Blue Velvet (David Lynch, 1986, USA)

               Blue Velvet is arguably David Lynch’s most accessible film, and it has attained classic status for good reason. Made at the height of the Reagan administration, Lynch’s examination of the dark underbelly beneath an idyllic small suburban town has echoed throughout American cinema in the three-plus decades since the film’s release. Ostensibly a neo-noir murder mystery that begins with the iconic discovery of a severed ear in a field, Blue Velvet is ultimately more concerned about mood and feeling than the actual events of the plot. While there are some truly terrifying moments in Blue Velvet, it is counterbalanced with moments of lightness and humor.

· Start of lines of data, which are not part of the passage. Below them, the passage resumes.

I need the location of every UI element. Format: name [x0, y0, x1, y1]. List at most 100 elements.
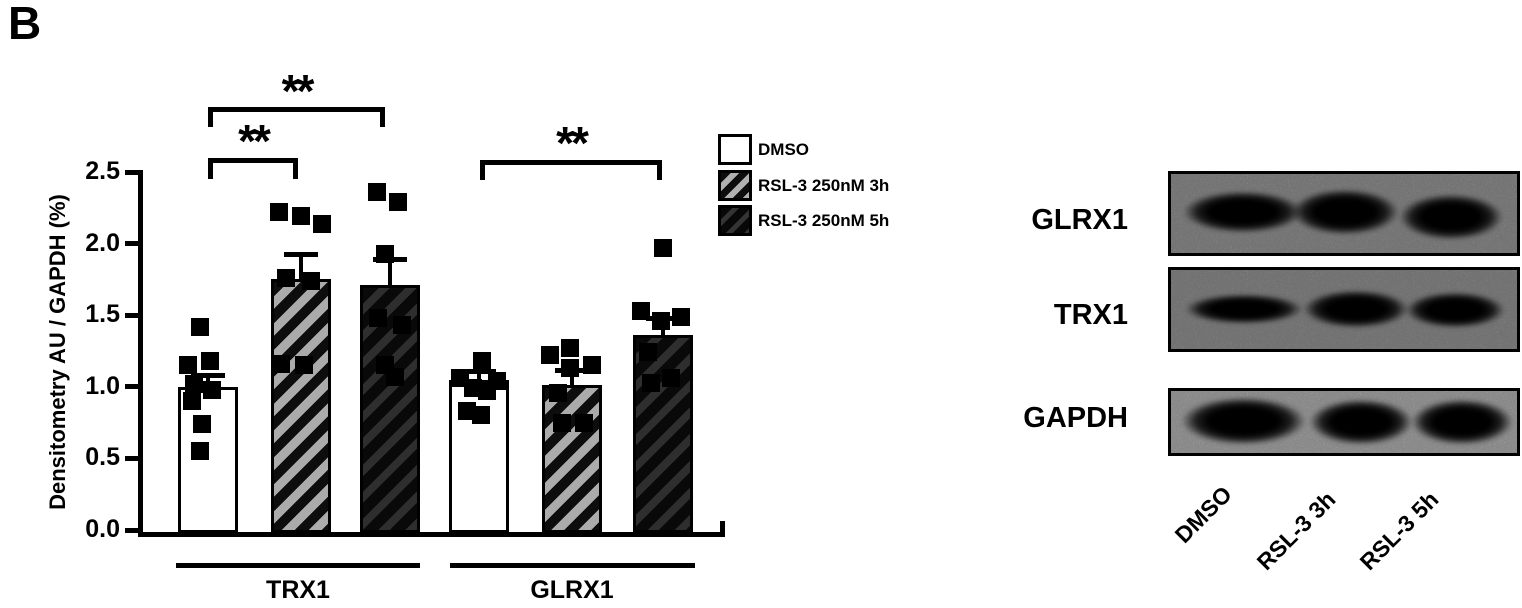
- significance-bracket-bar: [208, 158, 298, 163]
- error-bar-stem: [477, 371, 481, 382]
- error-bar-stem: [388, 259, 392, 288]
- error-bar-stem: [299, 253, 303, 282]
- blot-row-label: TRX1: [1053, 299, 1128, 331]
- data-point: [183, 392, 201, 411]
- blot-lane-label: RSL-3 5h: [1354, 486, 1444, 575]
- significance-bracket-leg: [380, 107, 385, 127]
- blot-band: [1399, 194, 1503, 240]
- error-bar-stem: [570, 369, 574, 388]
- data-point: [672, 307, 690, 326]
- data-point: [541, 346, 559, 365]
- blot-image-gapdh: [1168, 388, 1520, 456]
- data-point: [313, 214, 331, 233]
- legend-label: RSL-3 250nM 3h: [758, 176, 890, 195]
- error-bar-cap: [284, 251, 318, 257]
- blot-row-label: GLRX1: [1031, 204, 1128, 236]
- data-point: [639, 343, 657, 362]
- error-bar-cap: [191, 373, 225, 379]
- x-axis-end-tick: [720, 521, 725, 534]
- data-point: [292, 207, 310, 226]
- legend-swatch-dark-hatched: [718, 205, 752, 236]
- group-underline: [176, 563, 420, 568]
- bar-trx1-1: [271, 279, 331, 533]
- significance-bracket-leg: [293, 158, 298, 179]
- data-point: [478, 382, 496, 401]
- data-point: [561, 339, 579, 358]
- legend-swatch-gray-hatched: [718, 170, 752, 201]
- legend-label: DMSO: [758, 140, 809, 159]
- group-label: GLRX1: [530, 576, 614, 604]
- blot-band: [1411, 399, 1513, 445]
- significance-bracket-bar: [208, 107, 385, 112]
- data-point: [632, 301, 650, 320]
- panel-label: B: [8, 0, 42, 49]
- significance-bracket-leg: [657, 160, 662, 180]
- significance-stars: **: [238, 115, 271, 167]
- data-point: [376, 244, 394, 263]
- significance-bracket-bar: [480, 160, 662, 165]
- data-point: [652, 311, 670, 330]
- data-point: [179, 356, 197, 375]
- data-point: [193, 415, 211, 434]
- data-point: [472, 406, 490, 425]
- data-point: [191, 442, 209, 461]
- data-point: [575, 413, 593, 432]
- group-label: TRX1: [266, 576, 330, 604]
- blot-band: [1309, 399, 1413, 445]
- blot-band: [1185, 294, 1303, 324]
- data-point: [368, 183, 386, 202]
- y-axis-tick-label: 1.5: [85, 300, 120, 329]
- blot-lane-label: RSL-3 3h: [1251, 486, 1341, 575]
- data-point: [191, 317, 209, 336]
- data-point: [369, 309, 387, 328]
- data-point: [203, 380, 221, 399]
- y-axis-tick: [125, 384, 138, 390]
- data-point: [458, 402, 476, 421]
- legend-swatch-white: [718, 134, 752, 165]
- data-point: [185, 374, 203, 393]
- y-axis-line: [138, 170, 143, 537]
- data-point: [270, 203, 288, 222]
- y-axis-tick-label: 1.0: [85, 371, 120, 400]
- data-point: [272, 354, 290, 373]
- data-point: [662, 369, 680, 388]
- blot-image-glrx1: [1168, 171, 1520, 256]
- data-point: [302, 271, 320, 290]
- error-bar-cap: [462, 369, 496, 375]
- data-point: [553, 413, 571, 432]
- blot-band: [1303, 290, 1409, 328]
- data-point: [295, 356, 313, 375]
- y-axis-tick-label: 2.5: [85, 157, 120, 185]
- blot-band: [1181, 397, 1306, 445]
- significance-bracket-leg: [480, 160, 485, 180]
- data-point: [549, 383, 567, 402]
- significance-bracket-leg: [208, 158, 213, 179]
- legend-label: RSL-3 250nM 5h: [758, 211, 890, 230]
- y-axis-tick: [125, 169, 138, 175]
- significance-stars: **: [281, 65, 315, 117]
- data-point: [473, 352, 491, 371]
- y-axis-tick-label: 2.0: [85, 228, 120, 257]
- blot-lane-label: DMSO: [1169, 480, 1237, 548]
- data-point: [583, 356, 601, 375]
- data-point: [389, 193, 407, 212]
- group-underline: [450, 563, 695, 568]
- blot-band: [1183, 191, 1303, 233]
- data-point: [201, 352, 219, 371]
- data-point: [386, 367, 404, 386]
- data-point: [654, 238, 672, 257]
- y-axis-tick-label: 0.0: [85, 515, 120, 543]
- y-axis-tick: [125, 527, 138, 533]
- blot-row-label: GAPDH: [1023, 402, 1128, 434]
- bar-glrx1-1: [542, 385, 602, 533]
- blot-band: [1405, 292, 1505, 328]
- y-axis-tick: [125, 455, 138, 461]
- data-point: [277, 268, 295, 287]
- y-axis-tick: [125, 241, 138, 247]
- data-point: [561, 359, 579, 378]
- x-axis-line: [138, 532, 725, 537]
- significance-bracket-leg: [208, 107, 213, 127]
- data-point: [464, 379, 482, 398]
- y-axis-tick-label: 0.5: [85, 443, 120, 472]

               Kyle MacLachlan stars in the film as a young man who returns home to the small town of Lumberton after his father has a heart attack. MacLachlan, with his youthful charm and sense of innocence, is effectively a stand-in for Lynch himself. But like Hitchcock’s Scottie in Vertigo, Jeffrey Beaumont is a morally dubious protagonist, and his motives for investigating a local singer Dorothy Vallens are driven more by perversity than moral righteousness. He eventually gets wrapped up with a local criminal underworld, led by the figure of Frank Booth. Dennis Hopper plays Booth, a perverse psychopath, with a level of intensity that has rarely been equaled in any film before or since.

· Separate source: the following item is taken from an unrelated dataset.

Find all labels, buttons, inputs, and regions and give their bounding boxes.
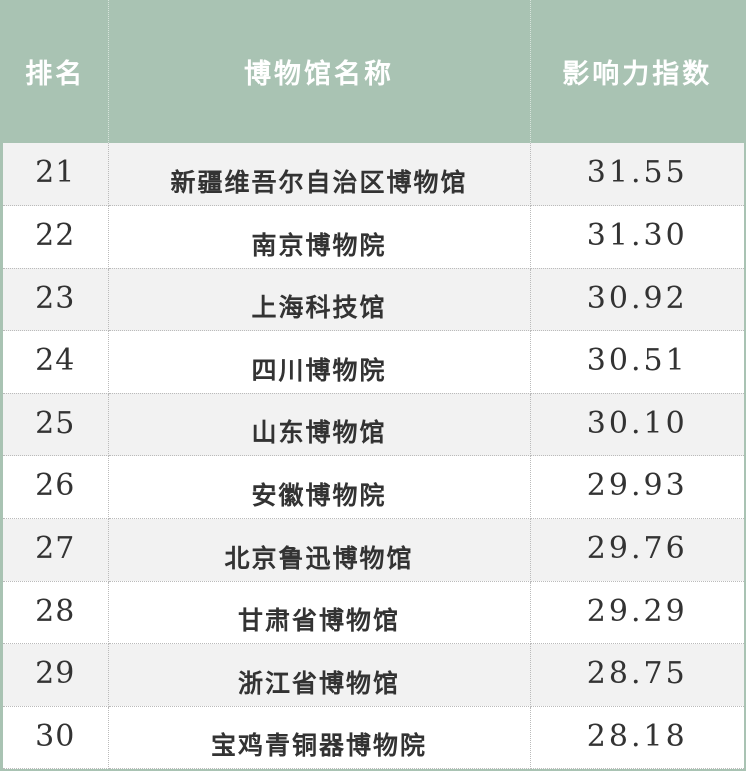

               While there is clearly a Freudian reading of the film, and Laura Mulvey has written extensively about the Oedipal family at the heart of Blue Velvet, the film does not require a degree in psychology to understand. Lynch is excellent at translating the idea of subconscious desires into the cinematic form in a way that is accessible. Blue Velvet also acts as a precursor to his work in Twin Peaks, a show which would explore many of the same themes, and star the same leading actor. Overall, Blue Velvet deserves the label of “classic.”